When it comes to knowledge, time is the greatest filter. What is useful is remembered, what is not is forgotten. To survive for more than a few years (or sometimes even months), a book must have something real. It need not have more than a single core idea, but that idea must have substance. Even if the examples are no longer relevant, the idea still matters. Those are the books I want to absorb. As an aside, allowing the filter of time to work its magic is also why I gave up reading the news a few years ago, a decision that continues to bewilder some but one upon which I have no intention of reneging.

I plan to begin this new course by re-reading books I have already read, or more realistically re-reading the bits I highlighted or underlined when I read them the first time. After all, returning to the highlights is why I made the effort in the first place. I still haven’t gotten to the point of feeling comfortable writing my own notes and summaries in books—one step at a time.
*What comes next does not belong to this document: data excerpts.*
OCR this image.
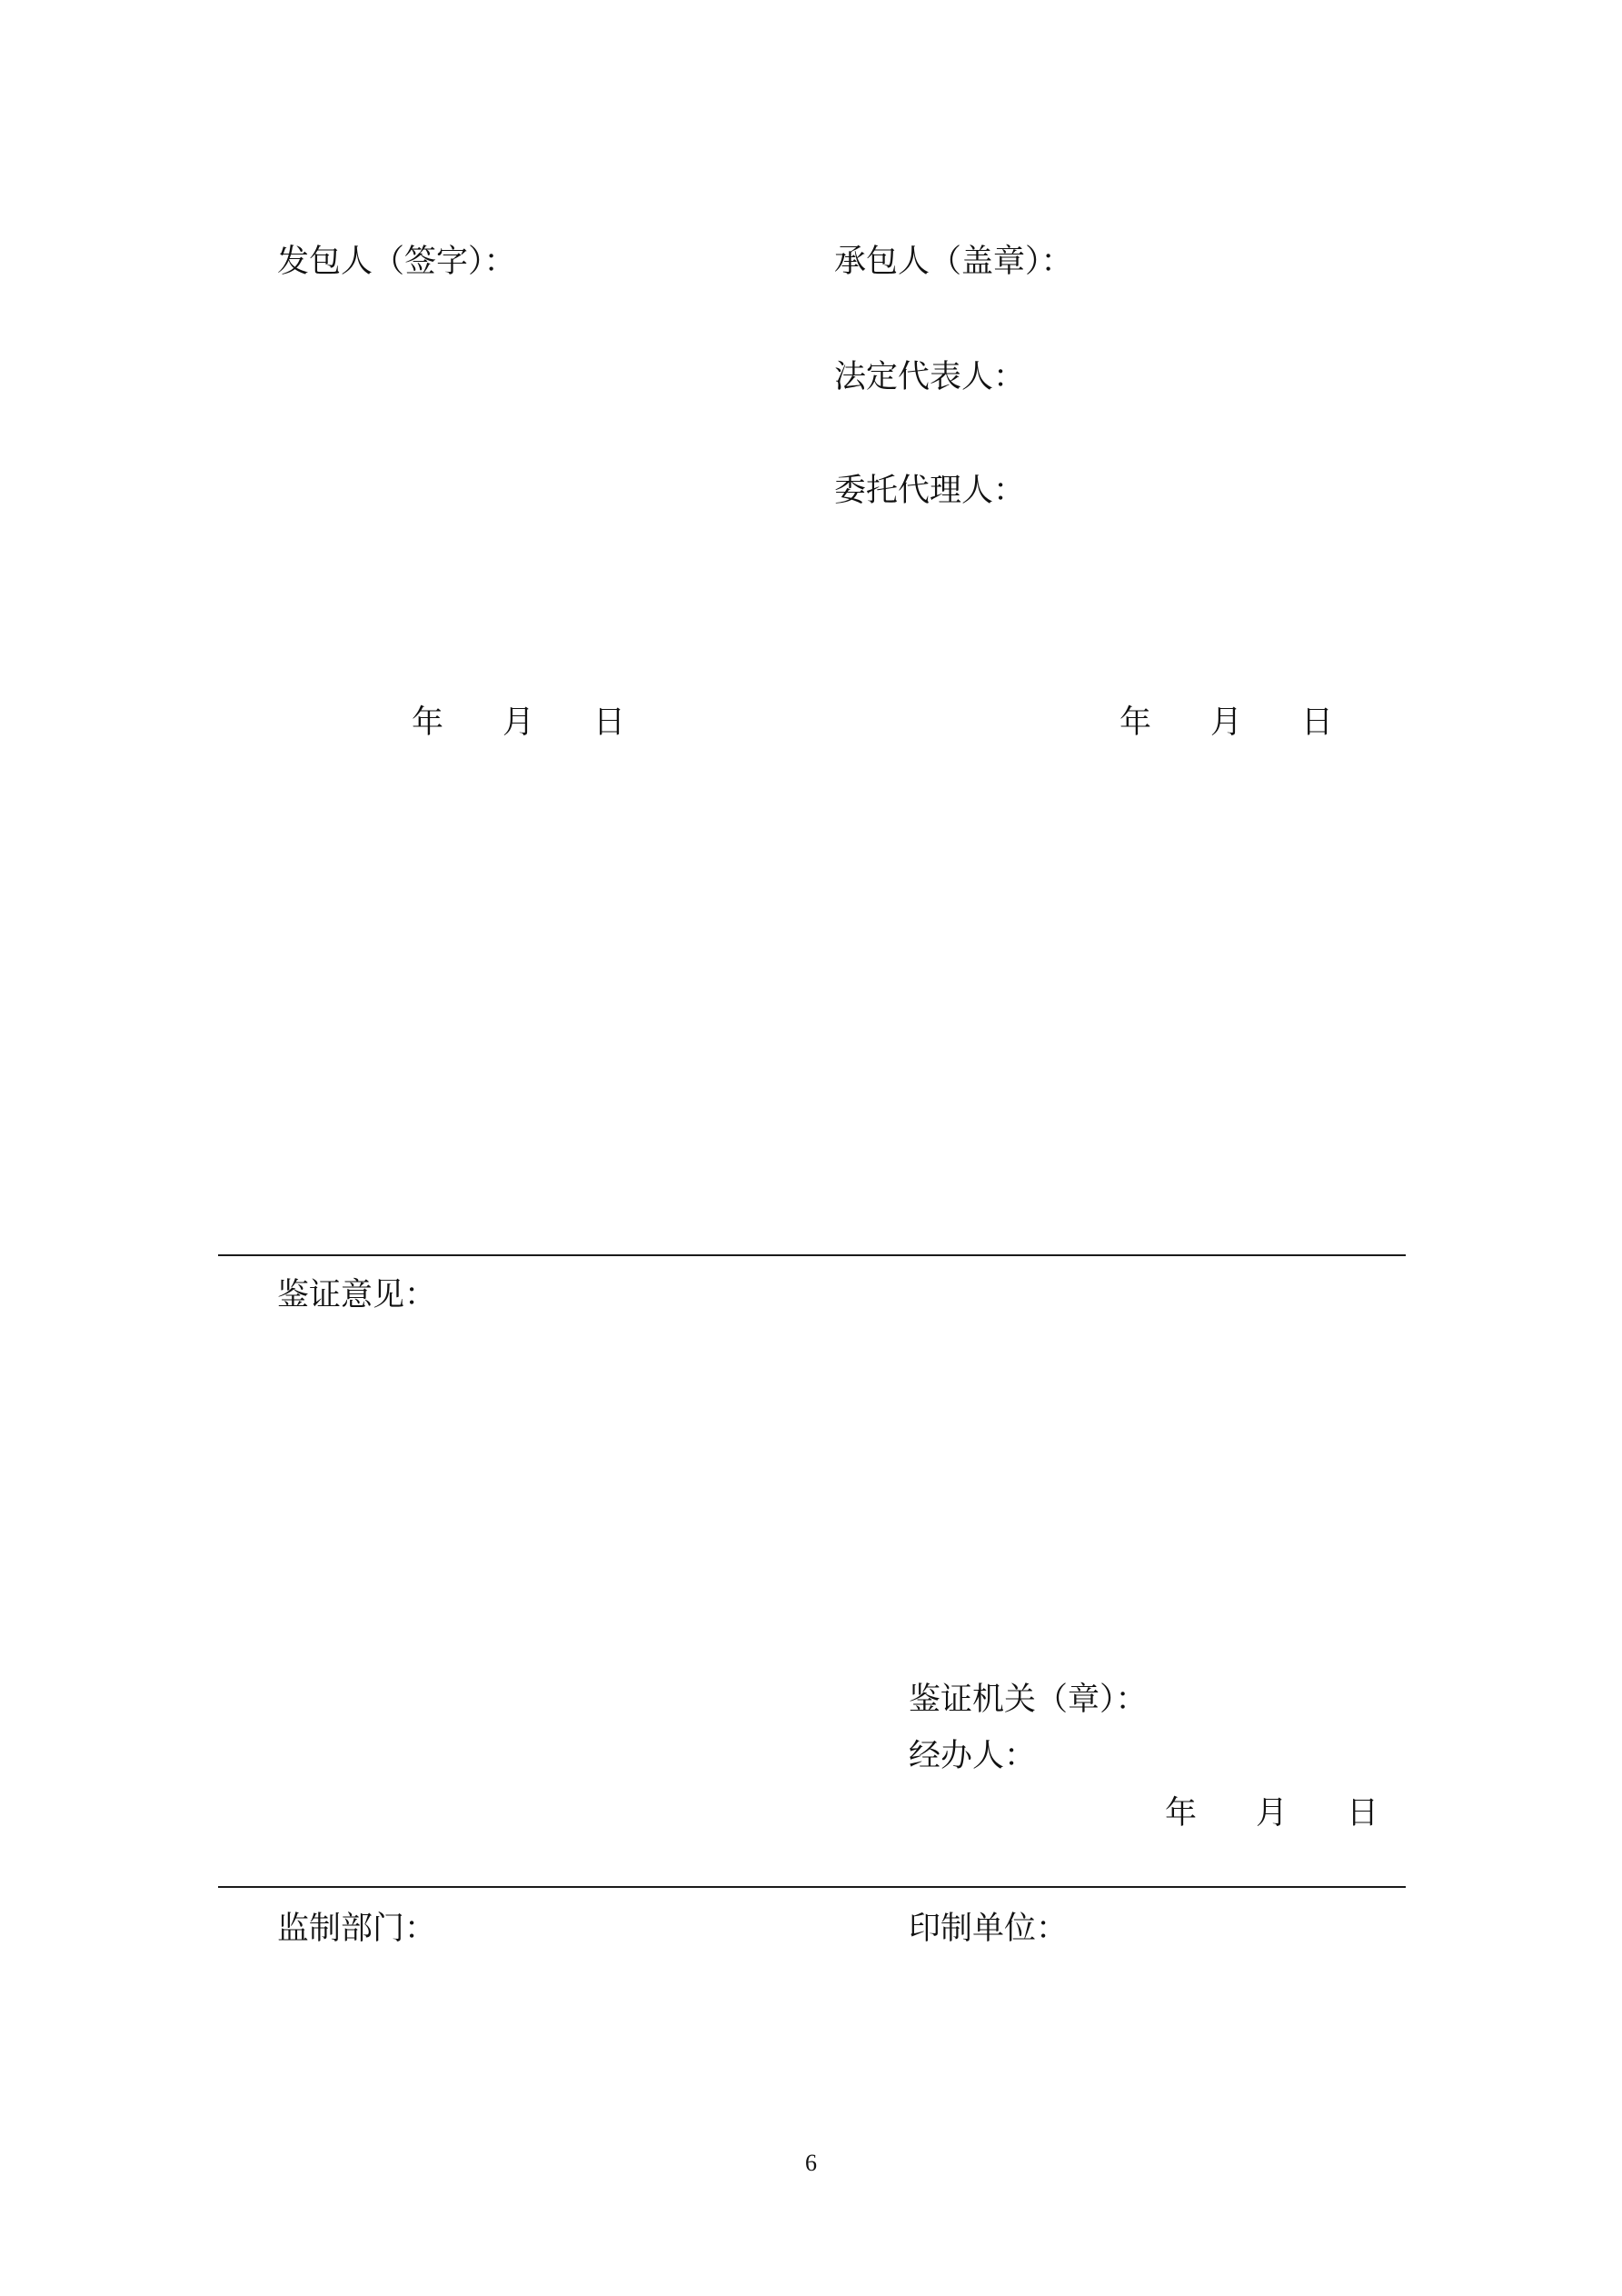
发包人（签字）：	承包人（盖章）：
法定代表人：
委托代理人：
年 月 日	年 月 日
鉴证意见：
鉴证机关（章）：
经办人：
年 月 日
监制部门：	印制单位：
6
With my fiction reading, I am taking a different approach as it serves a different purpose. It is more for entertainment and helping me wind down and get to sleep. Even there, though, I am steering away from the newest books and allowing time to filter for quality. Now I just need to cut out some of the mindless YouTube videos so that I may set upon the path, something easier said than done after the many hours I have spent on that particular platform over the past month.

A Courtroom Drama with Many Twists

I have finally recovered, so this will be the last of three posts in a row centered around a movie/show I watched while I couldn’t do much else. At a pace of one episode per day, I watched a courtroom drama mini-series set in London called You Don’t Know Me. I cannot recommend it for children, but last week’s piece was about a show tailor made for the kids so I don’t feel too bad about that. The show starts with the prosecutor’s closing argument, and the evidence is stacked heavily against the defendant—the gun used in the murder found in his apartment, in a shoebox with his passport and some money no less, the victim’s blood recovered from under the defendant’s fingernails, CCTV footage of the defendant driving to the scene of the murder, and cell tower data placing the defendant at the scene of the murder too.

With all of that wrapped up in a nice summary package, the real drama starts. The defendant has fired his own solicitor so that he could deliver his closing argument himself. Through a series of extended flashbacks, the real story unfolds, and there is a surprise at almost every juncture. How the judge allowed him to tell the whole narrative strains credulity from a legal procedural perspective, but people who aren’t attorneys probably won’t need to suspend disbelief as much as I did. I won’t spoil anything in case people want to watch the series, but it is definitely one where you can debate the ending after the credits roll on the final episode.

This mini-series was based on a book. I commented a few weeks ago about how movies based on books are almost never as rich as the original works. Extended television series face the same problem to a lesser extent, as those who read the Game of Thrones books would surely attest. The extended television series, though, is what ushered in the golden age of television that we have experienced over the last decade or so. This is perhaps because of the genre’s ability to tell more complex and layered narratives and to delve deeper into the character’s minds than was possible before, to be more like a book.